Dawn settles as shadows soften Holly’s spiky crown, peaking from a snowy blanket. The hedgerow glistens in the first glimpse of daily sun. A sweet silence fades into Robin song. Frost melts to reveal them a tasty breakfast…

 

Frosty Holly-Berry Snowballs

Winter Pavlova

Trialling a Meringue recipe from the book ‘Afternoon Tea’ by Susannah Blake. Altering the recipe, I have taken decoration recommendations from two authors to combine and produce the desert pictured above.

To create this pudding:

Ingredients: 2 x egg whites, 125g caster sugar, 1 teaspoon cornflour, 1/2 teaspoon white wine vinegar, full fat cream, 225g raspberries, a small bowl of white granulated sugar, 2 x bars of Sainburys basics milk chocolate, 24 holly leaves, 2 x baking sheets lined with grease-proof paper.

Makes about 12.

Instructions: Put the egg white in a clean bowl and whisk to form stiff peaks. Sprinkle over a couple of teaspoons of the caster sugar and fold into the mixture. Continue folding in the remaining sugar in the same way, adding the cornflour and vinegar with the last spoonfuls.

Drop heaped tablespoonfuls of the mixture onto the prepared baking sheets, spacing them slightly apart, swirling the mixture upward into a peak.  Bake in a pre-heated oven at 140 C (275 f) gas mark one for about 45 minutes until dry and just beginning to colour. Using a spatula, carefully remove the meringues from the baking sheets and transfer to a wire rack to cool completely.

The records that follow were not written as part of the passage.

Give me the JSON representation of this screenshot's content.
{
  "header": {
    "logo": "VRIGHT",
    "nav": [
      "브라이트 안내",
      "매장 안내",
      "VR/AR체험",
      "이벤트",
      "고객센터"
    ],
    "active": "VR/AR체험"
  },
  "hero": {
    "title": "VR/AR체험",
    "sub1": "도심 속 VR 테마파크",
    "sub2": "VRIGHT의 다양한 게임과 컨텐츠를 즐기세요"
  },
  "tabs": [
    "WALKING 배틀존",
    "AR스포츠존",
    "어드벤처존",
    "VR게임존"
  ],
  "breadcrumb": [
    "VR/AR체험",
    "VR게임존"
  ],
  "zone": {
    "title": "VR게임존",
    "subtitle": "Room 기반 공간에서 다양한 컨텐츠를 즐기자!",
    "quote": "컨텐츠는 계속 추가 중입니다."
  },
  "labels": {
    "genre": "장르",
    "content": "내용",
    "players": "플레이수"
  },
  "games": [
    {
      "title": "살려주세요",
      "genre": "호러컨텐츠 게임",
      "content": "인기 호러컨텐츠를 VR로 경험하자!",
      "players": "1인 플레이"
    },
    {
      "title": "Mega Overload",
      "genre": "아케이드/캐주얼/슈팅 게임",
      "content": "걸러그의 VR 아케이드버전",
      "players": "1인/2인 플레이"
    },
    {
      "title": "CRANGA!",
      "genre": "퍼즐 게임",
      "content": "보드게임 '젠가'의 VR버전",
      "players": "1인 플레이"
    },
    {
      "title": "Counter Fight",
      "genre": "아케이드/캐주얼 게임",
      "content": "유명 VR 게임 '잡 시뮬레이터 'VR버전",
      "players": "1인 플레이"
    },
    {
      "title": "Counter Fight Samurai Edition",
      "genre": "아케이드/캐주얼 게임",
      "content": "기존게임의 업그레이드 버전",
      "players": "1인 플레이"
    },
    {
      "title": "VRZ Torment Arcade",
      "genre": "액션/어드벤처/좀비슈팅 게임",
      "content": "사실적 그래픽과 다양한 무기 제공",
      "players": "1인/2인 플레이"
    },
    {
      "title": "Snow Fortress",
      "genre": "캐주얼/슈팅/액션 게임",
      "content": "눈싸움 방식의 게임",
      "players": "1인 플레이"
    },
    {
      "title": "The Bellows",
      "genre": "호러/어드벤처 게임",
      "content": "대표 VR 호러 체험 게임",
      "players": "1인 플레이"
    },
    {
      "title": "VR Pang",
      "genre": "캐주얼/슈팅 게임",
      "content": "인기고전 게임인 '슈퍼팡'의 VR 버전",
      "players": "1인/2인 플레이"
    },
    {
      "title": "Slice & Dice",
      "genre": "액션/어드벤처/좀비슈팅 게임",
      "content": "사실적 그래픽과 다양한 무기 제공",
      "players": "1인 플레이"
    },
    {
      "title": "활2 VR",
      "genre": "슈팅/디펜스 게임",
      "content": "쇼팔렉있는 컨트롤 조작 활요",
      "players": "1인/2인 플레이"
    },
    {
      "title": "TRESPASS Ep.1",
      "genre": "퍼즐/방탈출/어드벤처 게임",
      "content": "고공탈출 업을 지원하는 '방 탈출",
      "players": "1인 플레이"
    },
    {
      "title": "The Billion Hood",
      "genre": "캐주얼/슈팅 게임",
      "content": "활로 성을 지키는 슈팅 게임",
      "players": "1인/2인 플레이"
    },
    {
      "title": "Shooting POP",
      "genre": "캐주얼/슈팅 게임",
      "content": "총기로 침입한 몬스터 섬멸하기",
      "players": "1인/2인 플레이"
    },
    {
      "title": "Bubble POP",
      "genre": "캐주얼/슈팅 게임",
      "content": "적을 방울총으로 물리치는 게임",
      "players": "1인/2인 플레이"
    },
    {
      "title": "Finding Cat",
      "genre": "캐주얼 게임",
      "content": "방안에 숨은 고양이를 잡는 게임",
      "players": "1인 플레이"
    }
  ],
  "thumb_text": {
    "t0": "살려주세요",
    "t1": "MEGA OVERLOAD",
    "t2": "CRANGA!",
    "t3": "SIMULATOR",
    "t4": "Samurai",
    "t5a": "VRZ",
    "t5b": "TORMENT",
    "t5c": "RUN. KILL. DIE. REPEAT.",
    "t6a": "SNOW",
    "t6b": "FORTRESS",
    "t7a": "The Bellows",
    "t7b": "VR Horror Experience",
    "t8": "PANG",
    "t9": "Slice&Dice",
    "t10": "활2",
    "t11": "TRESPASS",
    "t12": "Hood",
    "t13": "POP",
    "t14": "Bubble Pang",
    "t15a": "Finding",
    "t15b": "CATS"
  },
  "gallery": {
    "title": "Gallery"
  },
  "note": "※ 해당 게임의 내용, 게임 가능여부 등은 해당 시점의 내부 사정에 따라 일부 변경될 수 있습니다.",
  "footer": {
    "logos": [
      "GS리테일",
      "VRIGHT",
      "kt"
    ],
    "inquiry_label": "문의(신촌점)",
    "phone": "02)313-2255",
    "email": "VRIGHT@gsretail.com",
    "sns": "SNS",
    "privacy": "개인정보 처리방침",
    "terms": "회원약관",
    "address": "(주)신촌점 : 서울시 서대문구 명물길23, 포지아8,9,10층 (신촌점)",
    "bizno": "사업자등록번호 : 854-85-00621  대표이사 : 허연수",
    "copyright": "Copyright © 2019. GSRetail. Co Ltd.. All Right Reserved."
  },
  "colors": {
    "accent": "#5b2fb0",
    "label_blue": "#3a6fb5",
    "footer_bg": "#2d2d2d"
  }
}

Adjusted recipe regarding decoration:

To transform this traditional summer sweet into a winter wonder, simple tweaks in decorating the meringues can achieve this. Using a whisk (definitely helps if it’s electric), fully whip the cream into peaks, and then continue to do so until extra thick and set in fridge. The texture of this depicts  fluffy snow. Once a tablespoon of this is added to each meringue, granulated sugar sprinkled on top adds a touch of frost. When biting into a pavlova , sugar and cream literally melt in your mouth, compacting into a crunch and slowly softening like disrupted layers of snow upon being wondered over.

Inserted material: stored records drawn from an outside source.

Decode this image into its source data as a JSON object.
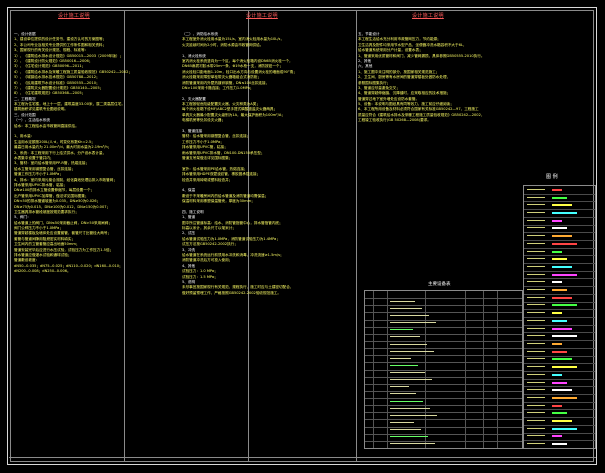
{
  "sheet": {
    "col1_title": "设计施工说明",
    "col2_title": "设计施工说明",
    "col3_title": "设计施工说明",
    "legend_title": "图 例",
    "table_title": "主要设备表"
  },
  "col1": [
    {
      "t": "一、设计依据",
      "s": "h"
    },
    {
      "t": "1、建设单位提供的设计任务书，建设方认可的方案图等；",
      "s": "y"
    },
    {
      "t": "2、本公司专业及相关专业提供的工作条件图和相关资料；",
      "s": "y"
    },
    {
      "t": "3、国家现行的有关设计规范、规程、标准等：",
      "s": "y"
    },
    {
      "t": "  1）、《建筑给水排水设计规范》GB50015—2003（2009年版）；",
      "s": "y"
    },
    {
      "t": "  2）、《建筑设计防火规范》GB50016—2006；",
      "s": "y"
    },
    {
      "t": "  3）、《住宅设计规范》GB50096—2011；",
      "s": "y"
    },
    {
      "t": "  4）、《建筑给水排水及采暖工程施工质量验收规范》GB50242—2002；",
      "s": "y"
    },
    {
      "t": "  5）、《城镇给水排水技术规范》GB50788—2012；",
      "s": "y"
    },
    {
      "t": "  6）、《民用建筑节水设计标准》GB50555—2010；",
      "s": "y"
    },
    {
      "t": "  7）、《建筑灭火器配置设计规范》GB50140—2005；",
      "s": "y"
    },
    {
      "t": "  8）、《住宅建筑规范》GB50368—2005；",
      "s": "y"
    },
    {
      "t": "二、工程概况",
      "s": "h"
    },
    {
      "t": "  本工程为住宅楼，地上十一层，建筑高度33.00米，属二类高层住宅。",
      "s": "y"
    },
    {
      "t": "  建筑面积详见建筑专业图纸说明。",
      "s": "y"
    },
    {
      "t": "三、设计范围",
      "s": "h"
    },
    {
      "t": "（一）、生活给水系统",
      "s": "h"
    },
    {
      "t": "  给水：本工程给水由市政管网直接供给。",
      "s": "y"
    },
    {
      "t": "",
      "s": "y"
    },
    {
      "t": "  1、用水量：",
      "s": "y"
    },
    {
      "t": "  生活用水定额按200L/人·d，时变化系数Kh=2.5；",
      "s": "y"
    },
    {
      "t": "  最高日用水量约为  21.00m³/d，最大时用水量为2.19m³/h；",
      "s": "y"
    },
    {
      "t": "  2、系统：本工程采用下行上给式供水，分户设水表计量，",
      "s": "y"
    },
    {
      "t": "  水表集中设置于管井内；",
      "s": "y"
    },
    {
      "t": "  3、管材：室内给水管采用PP-R管，热熔连接；",
      "s": "y"
    },
    {
      "t": "  给水立管采用钢塑复合管，丝扣连接；",
      "s": "y"
    },
    {
      "t": "  管道工作压力不小于1.0MPa；",
      "s": "y"
    },
    {
      "t": "  4、排水：室内采用污废合流制，经化粪池处理后排入市政管网；",
      "s": "y"
    },
    {
      "t": "  排水管采用UPVC排水管，粘接；",
      "s": "y"
    },
    {
      "t": "  DN≥100的排水立管设置伸缩节，每层设置一个；",
      "s": "y"
    },
    {
      "t": "  出户管采用UPVC加厚管，做法详见国标图集；",
      "s": "y"
    },
    {
      "t": "  DN<50的排水管道坡度为0.035，DN≥50为0.026；",
      "s": "y"
    },
    {
      "t": "  DN≥75为0.015，DN≥100为0.012，DN≥150为0.007；",
      "s": "y"
    },
    {
      "t": "  卫生器具排水管段坡度按规范要求执行；",
      "s": "y"
    },
    {
      "t": "5、阀门：",
      "s": "h"
    },
    {
      "t": "  给水管道上的阀门，DN≤50采用截止阀，DN>50采用闸阀；",
      "s": "y"
    },
    {
      "t": "  阀门公称压力不小于1.0MPa；",
      "s": "y"
    },
    {
      "t": "  管道穿越楼板及墙体处应设置套管，套管尺寸比管径大两号；",
      "s": "y"
    },
    {
      "t": "  套管与管道间隙用阻燃密实材料填实；",
      "s": "y"
    },
    {
      "t": "  卫生间内的立管套管应高出地面50mm；",
      "s": "y"
    },
    {
      "t": "  管道安装完毕后应进行水压试验，试验压力为工作压力1.5倍；",
      "s": "y"
    },
    {
      "t": "  排水管道应做灌水试验和通球试验；",
      "s": "y"
    },
    {
      "t": "  管道敷设坡度：",
      "s": "y"
    },
    {
      "t": "  dN50--0.035；dN75--0.025；dN110--0.020；dN160--0.010；",
      "s": "y"
    },
    {
      "t": "  dN200--0.008；dN250--0.006。",
      "s": "y"
    }
  ],
  "col2": [
    {
      "t": "（二）、消防给水系统",
      "s": "h"
    },
    {
      "t": "  本工程室外消火栓用水量为15L/s，室内消火栓用水量为10L/s，",
      "s": "y"
    },
    {
      "t": "  火灾延续时间为2小时，消防水源由市政管网供给。",
      "s": "y"
    },
    {
      "t": "",
      "s": "y"
    },
    {
      "t": "1、消火栓系统",
      "s": "h"
    },
    {
      "t": "  室内消火栓系统竖向为一个区，每个消火栓箱内设DN65消火栓一个，",
      "s": "y"
    },
    {
      "t": "  DN65麻质衬胶水带25m一条，Φ19水枪一支，消防按钮一个；",
      "s": "y"
    },
    {
      "t": "  消火栓栓口距地面1.10m，栓口出水方向与设置消火栓的墙面成90°角；",
      "s": "y"
    },
    {
      "t": "  消火栓箱采用薄型单栓带灭火器箱组合式消防柜；",
      "s": "y"
    },
    {
      "t": "  消防管道采用内外壁热镀锌钢管，DN≤100丝扣连接，",
      "s": "y"
    },
    {
      "t": "  DN>100采用卡箍连接；工作压力1.0MPa；",
      "s": "y"
    },
    {
      "t": "",
      "s": "y"
    },
    {
      "t": "2、灭火器配置",
      "s": "h"
    },
    {
      "t": "  本工程按轻危险级配置灭火器，火灾种类为A类；",
      "s": "y"
    },
    {
      "t": "  每个消火栓箱下设MF/ABC2型手提式磷酸铵盐灭火器两具；",
      "s": "y"
    },
    {
      "t": "  单具灭火器最小配置灭火级别为1A，最大保护面积为100m²/A；",
      "s": "y"
    },
    {
      "t": "  电梯机房等处另设灭火器；",
      "s": "y"
    },
    {
      "t": "",
      "s": "y"
    },
    {
      "t": "3、管道连接",
      "s": "h"
    },
    {
      "t": "  管材：给水管采用钢塑复合管，丝扣连接；",
      "s": "y"
    },
    {
      "t": "  工作压力不小于1.0MPa；",
      "s": "y"
    },
    {
      "t": "  排水管采用UPVC管，粘接；",
      "s": "y"
    },
    {
      "t": "  雨水管采用UPVC排水管，DN100-DN150承压型；",
      "s": "y"
    },
    {
      "t": "  管道支吊架做法详见国标图集；",
      "s": "y"
    },
    {
      "t": "",
      "s": "y"
    },
    {
      "t": "  室外：给水管采用PE给水管，热熔连接；",
      "s": "y"
    },
    {
      "t": "  排水管采用HDPE双壁波纹管，橡胶圈承插连接；",
      "s": "y"
    },
    {
      "t": "  检查井采用砖砌或塑料检查井；",
      "s": "y"
    },
    {
      "t": "",
      "s": "y"
    },
    {
      "t": "4、保温",
      "s": "h"
    },
    {
      "t": "  敷设于不采暖房间内的给水管道及消防管道均需保温；",
      "s": "y"
    },
    {
      "t": "  保温材料采用橡塑保温管壳，厚度为30mm；",
      "s": "y"
    },
    {
      "t": "",
      "s": "y"
    },
    {
      "t": "四、施工说明",
      "s": "h"
    },
    {
      "t": "1、管道",
      "s": "h"
    },
    {
      "t": "  图中所注管道标高：给水、消防管指管中心，排水管指管内底；",
      "s": "y"
    },
    {
      "t": "  标高以米计，其余尺寸以毫米计；",
      "s": "y"
    },
    {
      "t": "2、试压",
      "s": "h"
    },
    {
      "t": "  给水管道试验压力为1.0MPa，消防管道试验压力为1.4MPa；",
      "s": "y"
    },
    {
      "t": "  试压方法按GB50242-2002执行；",
      "s": "y"
    },
    {
      "t": "3、冲洗",
      "s": "h"
    },
    {
      "t": "  给水管道在系统运行前须用水冲洗和消毒，冲洗流速≥1.5m/s；",
      "s": "y"
    },
    {
      "t": "  消防管道冲洗后方可投入使用；",
      "s": "y"
    },
    {
      "t": "4、其他",
      "s": "h"
    },
    {
      "t": "  试验压力：1.0  MPa；",
      "s": "y"
    },
    {
      "t": "  试验压力：1.5  MPa；",
      "s": "y"
    },
    {
      "t": "5、说明",
      "s": "h"
    },
    {
      "t": "  未尽事宜按国家现行有关规范、规程执行，施工时应与土建密切配合，",
      "s": "y"
    },
    {
      "t": "  做好预留预埋工作，严格按照GB50242-2002验收规范施工。",
      "s": "y"
    }
  ],
  "col3": [
    {
      "t": "五、节能设计",
      "s": "h"
    },
    {
      "t": "  本工程生活给水充分利用市政管网压力，节约能源；",
      "s": "y"
    },
    {
      "t": "  卫生洁具及配件均采用节水型产品，坐便器冲洗水箱容积不大于6L，",
      "s": "y"
    },
    {
      "t": "  给水管道系统采用分户计量，设置水表；",
      "s": "y"
    },
    {
      "t": "  1、管道采用优质管材和阀门，减少管网漏损，具体参照GB50555-2010执行。",
      "s": "y"
    },
    {
      "t": "2、其他",
      "s": "h"
    },
    {
      "t": "六、其他",
      "s": "h"
    },
    {
      "t": "1、施工图中未注明的部分，按国家相关规范施工；",
      "s": "y"
    },
    {
      "t": "2、卫生间、厨房等有水房间的管道穿楼板处做防水处理，",
      "s": "y"
    },
    {
      "t": "  参照国标图集执行；",
      "s": "y"
    },
    {
      "t": "3、管道应尽量避免交叉；",
      "s": "y"
    },
    {
      "t": "4、管道穿越伸缩缝、沉降缝时，应采取相应的技术措施；",
      "s": "y"
    },
    {
      "t": "  管道穿过地下室外墙处应设防水套管。",
      "s": "y"
    },
    {
      "t": "5、设备：本说明与图纸具有同等效力，施工前应仔细阅读；",
      "s": "y"
    },
    {
      "t": "6、本工程所用设备及材料必须符合国家有关标准GB50242—97，工程施工",
      "s": "y"
    },
    {
      "t": "  质量应符合《建筑给水排水及采暖工程施工质量验收规范》GB50242—2002，",
      "s": "y"
    },
    {
      "t": "  工程竣工验收执行(GB 50268—2008)要求。",
      "s": "y"
    }
  ],
  "legend_rows": 34,
  "table_rows": 22
}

Add two raspberries on top of each meringue to represent the red winter berries, create chocolate holly leaves to place next to them following these instructions:

Boil some water and sterilise 24 picked holly leaves. Dab these dry with paper kitchen towel, taking extra care around the spikes and place to dry on a clean tea towel. Melt two bars of chocolate in a pan over the hob (microwaving is easier but doesn’t have the same effect). Fetch two plates, and line one with grease-proof paper, this is to avoid the chocolate coated leaves becoming stuck to the plate whilst setting in the fridge. Use the other plate to cover the leaves in chocolate on, do this with a teaspoon and only on one side of the leaf. Try to make the chocolate layer as thick as possible, so as to be successful in peeling a chocolate leaf away upon completion. Set in the fridge for minimum of one hour to a maximum of one day. Once set, remove from fridge, and holding the stalk, peel the leaf away from the chocolate – instead of the chocolate away from the leaf. Flip over to reveal a holly imprint, this is the side you want to show off.

Holly Berry buried in the snow.

Alternative winter pavlova fruit trimming ideas: sliced nectarine, segmented orange, pomegranate, gooseberries, cranberries or autumnal blackberries.